ECLI:NL:RBDHA:2020:6812

Rechtbank Den Haag

Datum uitspraak
24 juli 2020
Publicatiedatum
21 juli 2020
Zaaknummer
09-083423-20
Instantie
Rechtbank Den Haag
Type
Uitspraak
Rechtsgebied
Strafrecht
Procedures
  • Eerste aanleg - meervoudig
Vindplaatsen
  • Rechtspraak.nl
AI samenvatting door LexboostAutomatisch gegenereerd

Vrijspraak van brandstichting wegens onvoldoende bewijs van opzet en gemeen gevaar

Op 24 juli 2020 heeft de Rechtbank Den Haag uitspraak gedaan in een strafzaak tegen een verdachte die beschuldigd werd van brandstichting. De tenlastelegging betrof een incident dat plaatsvond op 26 maart 2020 in Leiden, waar de verdachte opzettelijk brand zou hebben gesticht door open vuur in aanraking te brengen met brandbare materialen. Tijdens de zitting op 10 juli 2020 heeft de officier van justitie, mr. H.J. Starrenburg, vrijspraak bepleit, en de verdediging, vertegenwoordigd door mr. M.E. Pennings, heeft dit standpunt ondersteund.

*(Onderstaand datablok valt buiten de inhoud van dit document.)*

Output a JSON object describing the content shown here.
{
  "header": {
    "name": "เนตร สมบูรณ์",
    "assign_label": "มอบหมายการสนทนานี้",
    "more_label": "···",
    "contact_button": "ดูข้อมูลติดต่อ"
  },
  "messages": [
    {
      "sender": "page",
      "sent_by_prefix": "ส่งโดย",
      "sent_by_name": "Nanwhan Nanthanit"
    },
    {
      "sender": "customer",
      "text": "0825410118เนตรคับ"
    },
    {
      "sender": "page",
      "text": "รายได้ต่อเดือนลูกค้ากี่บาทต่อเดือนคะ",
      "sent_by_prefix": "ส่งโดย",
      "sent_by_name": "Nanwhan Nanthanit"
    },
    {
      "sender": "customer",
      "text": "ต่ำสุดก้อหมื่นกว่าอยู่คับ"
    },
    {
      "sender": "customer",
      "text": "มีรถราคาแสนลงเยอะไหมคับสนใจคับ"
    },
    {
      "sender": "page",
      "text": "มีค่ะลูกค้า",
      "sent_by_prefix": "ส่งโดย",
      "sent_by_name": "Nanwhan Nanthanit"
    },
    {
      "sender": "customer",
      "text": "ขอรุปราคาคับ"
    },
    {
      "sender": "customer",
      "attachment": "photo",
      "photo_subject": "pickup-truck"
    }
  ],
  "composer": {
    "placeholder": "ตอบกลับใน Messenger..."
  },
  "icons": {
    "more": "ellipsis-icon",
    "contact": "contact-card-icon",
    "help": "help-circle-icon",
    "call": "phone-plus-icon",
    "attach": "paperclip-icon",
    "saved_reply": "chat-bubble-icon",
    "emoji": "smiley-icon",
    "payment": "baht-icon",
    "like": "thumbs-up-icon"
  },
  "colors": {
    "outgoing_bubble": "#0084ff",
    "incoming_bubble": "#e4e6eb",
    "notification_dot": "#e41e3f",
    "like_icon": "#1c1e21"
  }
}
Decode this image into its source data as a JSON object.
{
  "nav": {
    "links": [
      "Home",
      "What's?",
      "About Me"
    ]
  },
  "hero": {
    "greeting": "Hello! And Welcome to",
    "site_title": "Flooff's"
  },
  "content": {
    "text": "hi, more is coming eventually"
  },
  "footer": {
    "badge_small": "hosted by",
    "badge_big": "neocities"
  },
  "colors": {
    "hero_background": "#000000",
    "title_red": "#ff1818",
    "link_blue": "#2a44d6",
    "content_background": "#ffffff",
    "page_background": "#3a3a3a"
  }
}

De rechtbank heeft het dossier en de getuigenverklaringen zorgvuldig bestudeerd. De verbalisanten die ter plaatse waren, constateerden rookontwikkeling en een brandlucht, maar konden niet vaststellen dat de verdachte opzettelijk brand had gesticht. De rechtbank concludeert dat er onvoldoende bewijs is om te kunnen vaststellen dat de verdachte opzettelijk handelde en dat er gemeen gevaar voor goederen is ontstaan. Daarom heeft de rechtbank besloten de verdachte vrij te spreken van de tenlastelegging.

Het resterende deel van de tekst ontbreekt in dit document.